Readers of the Fresno Bee may have choked on their ham and eggs when they opened the paper on a Thursday morning in 1934.
Under the headline, “Gigantic robots, controlled by wireless, to fight our battles”, the Californian paper ran a sensational – and terrifying - story about the impending future of warfare. The article detailed a talk in Paris by French scientist and military engineer Professor [Felix Gaston] Gauthier in which he disclosed that “two pacifistic-minded nations” were “secretly (and supposedly unknown to each other) planning to construct gigantic fighting robots.”
"These mechanical soldiers," declared Professor Gauthier, "will be of unexampled proportions. My informants, whose authentic statements I have never had reason to question before, have conveyed to me the startling news that each of these nations hopes someday to build robots 1,000 feet high!"
The piece went on to describe how these machines “could crush the largest and most powerful war tank ever built by merely stamping on it”. And, in case readers were stills struggling to imagine the size and power of these mechanical beasts, the newspaper ran a clarifying picture of two of them fighting – one raising a mace over its head ready to deliver a final blow to another automaton, which is lying on the ground amidst the wreck of buildings and tanks.

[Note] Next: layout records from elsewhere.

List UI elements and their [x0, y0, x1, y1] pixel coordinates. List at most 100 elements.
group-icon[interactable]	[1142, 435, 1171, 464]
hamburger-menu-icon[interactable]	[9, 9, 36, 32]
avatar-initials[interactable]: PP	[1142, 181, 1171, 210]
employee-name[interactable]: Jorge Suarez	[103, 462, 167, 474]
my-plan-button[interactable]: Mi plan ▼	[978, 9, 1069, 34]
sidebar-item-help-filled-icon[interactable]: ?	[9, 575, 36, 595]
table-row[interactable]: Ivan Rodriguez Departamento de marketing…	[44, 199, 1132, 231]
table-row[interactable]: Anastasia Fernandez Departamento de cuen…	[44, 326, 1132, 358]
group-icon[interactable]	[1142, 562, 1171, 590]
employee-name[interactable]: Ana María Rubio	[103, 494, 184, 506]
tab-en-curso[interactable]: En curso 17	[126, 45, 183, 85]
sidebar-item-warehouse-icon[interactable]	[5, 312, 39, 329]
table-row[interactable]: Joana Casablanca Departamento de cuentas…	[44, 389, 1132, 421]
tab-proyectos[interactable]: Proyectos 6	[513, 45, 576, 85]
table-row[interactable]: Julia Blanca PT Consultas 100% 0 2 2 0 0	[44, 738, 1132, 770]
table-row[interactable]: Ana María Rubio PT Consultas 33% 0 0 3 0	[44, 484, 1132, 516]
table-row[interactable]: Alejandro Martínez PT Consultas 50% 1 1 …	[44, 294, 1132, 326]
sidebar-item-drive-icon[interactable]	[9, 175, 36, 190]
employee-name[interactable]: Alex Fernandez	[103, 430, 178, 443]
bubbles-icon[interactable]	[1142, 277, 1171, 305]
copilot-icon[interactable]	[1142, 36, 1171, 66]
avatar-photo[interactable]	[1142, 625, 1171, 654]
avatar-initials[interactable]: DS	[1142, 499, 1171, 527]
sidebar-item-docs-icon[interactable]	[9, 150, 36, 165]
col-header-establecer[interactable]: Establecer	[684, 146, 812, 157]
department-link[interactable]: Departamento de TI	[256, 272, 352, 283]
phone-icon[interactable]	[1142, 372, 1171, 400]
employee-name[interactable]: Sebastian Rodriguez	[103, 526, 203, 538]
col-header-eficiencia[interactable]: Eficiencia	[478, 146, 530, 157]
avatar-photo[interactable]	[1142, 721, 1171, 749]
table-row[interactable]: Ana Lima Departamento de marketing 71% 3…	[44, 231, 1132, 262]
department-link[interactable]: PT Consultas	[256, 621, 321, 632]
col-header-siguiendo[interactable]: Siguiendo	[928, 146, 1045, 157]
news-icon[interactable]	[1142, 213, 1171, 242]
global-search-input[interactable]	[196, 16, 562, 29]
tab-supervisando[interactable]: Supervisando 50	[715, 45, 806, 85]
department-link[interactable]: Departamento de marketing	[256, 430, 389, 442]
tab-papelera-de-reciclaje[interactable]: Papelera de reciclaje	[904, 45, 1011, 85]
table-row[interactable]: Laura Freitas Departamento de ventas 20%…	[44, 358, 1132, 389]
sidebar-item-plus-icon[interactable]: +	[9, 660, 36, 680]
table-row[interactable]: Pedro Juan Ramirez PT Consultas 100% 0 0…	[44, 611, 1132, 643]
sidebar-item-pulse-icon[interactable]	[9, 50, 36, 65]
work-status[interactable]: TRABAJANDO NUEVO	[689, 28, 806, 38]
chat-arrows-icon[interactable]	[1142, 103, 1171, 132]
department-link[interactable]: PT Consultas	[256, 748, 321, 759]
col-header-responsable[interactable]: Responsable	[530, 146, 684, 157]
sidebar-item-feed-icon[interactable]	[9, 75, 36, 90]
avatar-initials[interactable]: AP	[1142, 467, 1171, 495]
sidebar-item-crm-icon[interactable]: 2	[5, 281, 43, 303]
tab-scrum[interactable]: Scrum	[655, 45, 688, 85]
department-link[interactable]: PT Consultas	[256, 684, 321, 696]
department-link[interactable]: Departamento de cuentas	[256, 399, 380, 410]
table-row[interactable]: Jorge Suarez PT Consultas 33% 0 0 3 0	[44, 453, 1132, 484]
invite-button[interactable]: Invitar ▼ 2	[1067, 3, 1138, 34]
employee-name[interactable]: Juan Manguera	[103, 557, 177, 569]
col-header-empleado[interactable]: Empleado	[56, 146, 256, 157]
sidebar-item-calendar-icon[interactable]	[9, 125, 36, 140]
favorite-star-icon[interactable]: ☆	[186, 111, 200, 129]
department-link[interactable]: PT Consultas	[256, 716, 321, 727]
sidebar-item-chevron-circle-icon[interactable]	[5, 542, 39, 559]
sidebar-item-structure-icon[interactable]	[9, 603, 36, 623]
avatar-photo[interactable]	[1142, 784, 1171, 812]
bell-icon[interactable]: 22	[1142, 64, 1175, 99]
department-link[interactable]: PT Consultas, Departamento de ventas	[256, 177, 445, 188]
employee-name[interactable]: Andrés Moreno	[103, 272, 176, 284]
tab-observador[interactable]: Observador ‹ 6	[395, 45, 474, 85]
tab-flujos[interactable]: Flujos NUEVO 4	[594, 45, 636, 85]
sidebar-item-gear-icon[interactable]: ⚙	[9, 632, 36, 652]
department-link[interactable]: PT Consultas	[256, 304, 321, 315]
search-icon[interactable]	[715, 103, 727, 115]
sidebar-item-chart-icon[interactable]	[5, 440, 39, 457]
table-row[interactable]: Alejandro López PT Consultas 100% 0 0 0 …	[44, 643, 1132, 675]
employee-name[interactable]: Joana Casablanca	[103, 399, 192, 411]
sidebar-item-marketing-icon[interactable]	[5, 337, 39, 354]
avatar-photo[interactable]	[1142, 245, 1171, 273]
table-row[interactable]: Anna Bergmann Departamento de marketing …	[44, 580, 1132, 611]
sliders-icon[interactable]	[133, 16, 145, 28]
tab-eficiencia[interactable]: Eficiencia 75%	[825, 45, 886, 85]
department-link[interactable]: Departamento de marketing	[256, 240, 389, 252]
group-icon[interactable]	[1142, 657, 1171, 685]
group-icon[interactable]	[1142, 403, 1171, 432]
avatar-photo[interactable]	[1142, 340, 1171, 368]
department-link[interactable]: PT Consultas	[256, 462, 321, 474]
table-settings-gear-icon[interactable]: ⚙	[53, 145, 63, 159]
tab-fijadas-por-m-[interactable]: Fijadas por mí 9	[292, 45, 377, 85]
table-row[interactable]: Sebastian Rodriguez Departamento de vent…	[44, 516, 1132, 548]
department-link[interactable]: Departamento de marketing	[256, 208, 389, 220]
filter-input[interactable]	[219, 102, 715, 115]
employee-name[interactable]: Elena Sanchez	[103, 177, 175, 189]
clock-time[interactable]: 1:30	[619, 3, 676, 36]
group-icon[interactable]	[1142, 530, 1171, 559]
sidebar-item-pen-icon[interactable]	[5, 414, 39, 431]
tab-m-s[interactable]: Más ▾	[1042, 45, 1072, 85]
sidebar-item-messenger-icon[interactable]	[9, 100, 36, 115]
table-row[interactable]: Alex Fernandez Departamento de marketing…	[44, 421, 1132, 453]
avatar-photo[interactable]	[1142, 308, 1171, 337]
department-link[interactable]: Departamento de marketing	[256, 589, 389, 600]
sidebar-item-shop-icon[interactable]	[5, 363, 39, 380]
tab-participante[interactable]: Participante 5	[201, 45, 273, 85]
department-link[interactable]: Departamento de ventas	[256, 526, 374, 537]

The caption reads: “In the event that the two 1,000-foot-tall enemy robots ever come face-to-face they will pound each other with their might, square iron fists, kick with their great steel legs and struggle to destroy each other while skyscrapers all around them fall to the ground”. Quite how these machines were to be built with the technology of the day was a minor detail.
Droid fleet
But, whilst it is easy to look back and smirk at articles like this, it should be seen in the context of the day. World War I – and the destruction it wrought - was still fresh in the minds of the “Lost Generation”. More than 9 million soldiers were killed, largely because technological advances such as machine guns, tanks and mustard gas. At the same time, the clouds of war were once again building over Europe. People were clinging on to any hope that the “madness of 1914” could be averted or – if another war was likely – that it could be fought without another terrible loss of life.
The answer, at least to some people’s minds, was the robot. These word “robot” was only invented in 1920 but the concept had started to gather steam in the preceding war years.
Take an October, 1918 issue of Electrical Experimenter - published just a month before the end of WWI. The magazine was the brainchild of It showcased one of Hugo Gernsback, the “father of science fiction”, and it featured one of his most radical and yet most prescient ideas for the future of war: the “Automatic Soldier.”
“As science advances, and as all sorts of infernal machines are thrown into a modern war, the men in the front line trenches become less and less anxious to bear the full brunt of high explosive shells, gas attacks, liquid fire and what not,” the article reads. “No matter how courageous a body of soldiers, their morale is bound to deteriorate considerably under a murderous mustard gas attack, or under a modern barrage.”
Gernsback’s design was inspired by a Danish engineer who had obtained patents on such an invention. Pictures show a fleet of these red droids proceeding along the trenches laying waste to a fragile – and obviously German – enemy.